Nearly all my intellectual interests are dictated by a chance encounter with one poem by Czeslaw Milosz in a high school anthology of American poetry. All these year later I’ve earned degrees in history, comparative religion, and comparative literature pretty much trying to figure out what’s going on in his poems and why they’ve captured my imagination. I’ve finally reached the point where I see a pattern I can write about without end.

Idle curiosity led me to rummage around Amazon to see whether there is anything new going on in Milosz studies. The nine years since his death have been surprisingly fallow for scholars. Maybe they’re also having some of the same issues as myself?

Sometimes I wonder whether Milosz was so controlling about interpreting his poetry through his essay collections (such as Native Realm, Visions from San Francisco BayLand of Ulro, and Beginning With My Streets) that he didn’t bother to cultivate a generation of Miloszologists.

For a while there were rumors of a Clare Cavanaugh biography of Milosz, but the project seems to be on hold. A few studies of Milosz’s poetry do exist English (Poet’s WorkThe Eternal Moment, Fellowship of Poetsand, actually, that’s it besides scattered essay collections). The Polish output is about three or four times that–not much for a poet of such stature.

This was the state of things until I ran across the work Irresolute Heresiarch. To my eyes the publisher’s description suggests the book is on the right track:

“In the midst of a multi-national comparative study of modern Catholic poets, Charles S. Kraszewski was more than a little surprised at the difficulty he encountered in finding a representative poet from that ostensibly most Catholic of European nations, Poland. With but two guiding criteria in mind the poet had to be possessed of a Catholic world view and have a significant impact on the development of modern poetry it seemed that Polish poets were either very good . . . or Catholic. Then, in 2004, during the funeral of the Nobel Prize winning poet Czeslaw Milosz, it was revealed that the poet had written a recent letter to the Pope, declaring his intent, in his later writings, to express a Catholic viewpoint.

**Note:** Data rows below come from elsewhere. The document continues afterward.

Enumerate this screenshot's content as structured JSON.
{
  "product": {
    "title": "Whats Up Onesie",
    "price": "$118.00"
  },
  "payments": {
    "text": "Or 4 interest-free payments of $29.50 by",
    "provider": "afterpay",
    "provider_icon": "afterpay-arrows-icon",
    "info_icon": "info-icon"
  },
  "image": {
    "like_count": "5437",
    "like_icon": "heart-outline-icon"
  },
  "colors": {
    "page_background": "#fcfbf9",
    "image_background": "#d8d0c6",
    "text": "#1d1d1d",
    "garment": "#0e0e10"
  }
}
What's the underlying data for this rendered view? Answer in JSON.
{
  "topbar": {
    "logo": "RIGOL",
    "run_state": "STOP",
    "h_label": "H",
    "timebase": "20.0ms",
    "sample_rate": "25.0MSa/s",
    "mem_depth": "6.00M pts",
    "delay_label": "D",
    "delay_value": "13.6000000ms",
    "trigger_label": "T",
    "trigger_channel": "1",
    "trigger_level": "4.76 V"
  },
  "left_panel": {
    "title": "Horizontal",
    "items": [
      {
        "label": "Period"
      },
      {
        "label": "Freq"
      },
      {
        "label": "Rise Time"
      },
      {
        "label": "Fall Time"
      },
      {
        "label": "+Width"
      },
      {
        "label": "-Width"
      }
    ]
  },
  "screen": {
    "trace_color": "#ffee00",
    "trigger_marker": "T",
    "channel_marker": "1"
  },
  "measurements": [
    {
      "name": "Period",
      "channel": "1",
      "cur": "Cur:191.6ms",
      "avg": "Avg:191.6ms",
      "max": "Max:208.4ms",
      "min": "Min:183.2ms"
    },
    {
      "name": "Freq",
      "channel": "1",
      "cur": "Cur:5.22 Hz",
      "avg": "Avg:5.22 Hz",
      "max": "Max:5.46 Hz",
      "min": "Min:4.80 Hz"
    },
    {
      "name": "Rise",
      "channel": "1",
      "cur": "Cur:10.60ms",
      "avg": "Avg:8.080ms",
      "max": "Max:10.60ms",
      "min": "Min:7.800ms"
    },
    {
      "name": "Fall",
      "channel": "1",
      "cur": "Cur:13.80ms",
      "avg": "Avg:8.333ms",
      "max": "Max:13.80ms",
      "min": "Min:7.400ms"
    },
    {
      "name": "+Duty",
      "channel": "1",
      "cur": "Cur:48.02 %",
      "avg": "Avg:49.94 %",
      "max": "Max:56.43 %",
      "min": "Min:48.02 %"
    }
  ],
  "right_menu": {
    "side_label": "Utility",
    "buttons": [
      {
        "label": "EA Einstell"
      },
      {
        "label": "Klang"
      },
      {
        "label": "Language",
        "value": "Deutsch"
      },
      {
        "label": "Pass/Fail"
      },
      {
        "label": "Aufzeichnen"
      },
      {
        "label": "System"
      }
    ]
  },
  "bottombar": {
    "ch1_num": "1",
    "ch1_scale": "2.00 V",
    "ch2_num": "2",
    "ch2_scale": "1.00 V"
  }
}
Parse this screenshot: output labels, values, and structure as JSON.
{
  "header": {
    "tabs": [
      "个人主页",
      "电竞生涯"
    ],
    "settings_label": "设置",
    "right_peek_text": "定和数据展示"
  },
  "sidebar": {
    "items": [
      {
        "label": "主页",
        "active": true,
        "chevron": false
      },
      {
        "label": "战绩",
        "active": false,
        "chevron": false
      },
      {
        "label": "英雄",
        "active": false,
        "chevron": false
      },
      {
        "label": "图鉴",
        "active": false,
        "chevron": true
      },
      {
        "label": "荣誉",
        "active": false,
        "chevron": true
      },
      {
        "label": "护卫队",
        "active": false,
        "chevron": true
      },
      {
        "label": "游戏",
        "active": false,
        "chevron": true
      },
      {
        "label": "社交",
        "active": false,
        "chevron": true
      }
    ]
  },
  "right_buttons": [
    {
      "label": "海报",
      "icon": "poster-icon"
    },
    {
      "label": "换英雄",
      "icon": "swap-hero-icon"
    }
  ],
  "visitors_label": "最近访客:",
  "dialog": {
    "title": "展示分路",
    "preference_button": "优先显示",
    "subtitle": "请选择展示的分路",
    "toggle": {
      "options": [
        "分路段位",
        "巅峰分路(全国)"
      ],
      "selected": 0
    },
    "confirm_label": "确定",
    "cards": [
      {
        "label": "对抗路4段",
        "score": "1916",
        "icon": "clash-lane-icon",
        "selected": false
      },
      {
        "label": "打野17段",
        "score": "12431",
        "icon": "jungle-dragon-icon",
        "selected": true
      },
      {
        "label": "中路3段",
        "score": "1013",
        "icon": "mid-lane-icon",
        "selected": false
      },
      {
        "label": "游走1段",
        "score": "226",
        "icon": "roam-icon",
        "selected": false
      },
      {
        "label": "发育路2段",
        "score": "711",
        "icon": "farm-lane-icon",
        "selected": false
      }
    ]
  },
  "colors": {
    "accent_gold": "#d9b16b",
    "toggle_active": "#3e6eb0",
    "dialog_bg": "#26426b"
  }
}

This was a surprising admission, given the rather heterodox reputation that characterized the poet during his long lifetime. Irresolute Heresiarch: Catholicism, Gnosticism and Paganism in the Poetry of Czeslaw Milosz is the fruit of Kraszewski’s research into the religious themes expressed in the poetry of the great bard.”

The cover suggests Kraszewski highlights Milosz's Lithuanian backgroun in Irresolute  Heresiarch.
The cover suggests Kraszewski highlights Milosz’s Lithuanian background in Irresolute Heresiarch.

I’m pretty much on board with all this. I am looking forward to reading the book, because I wonder whether Kraszewski comes to the same conclusion as I do: Milosz was a cafetria Manichean and cafeteria Pagan who used those traditions, as Catholics have for ages, in service of a Catholic imagination.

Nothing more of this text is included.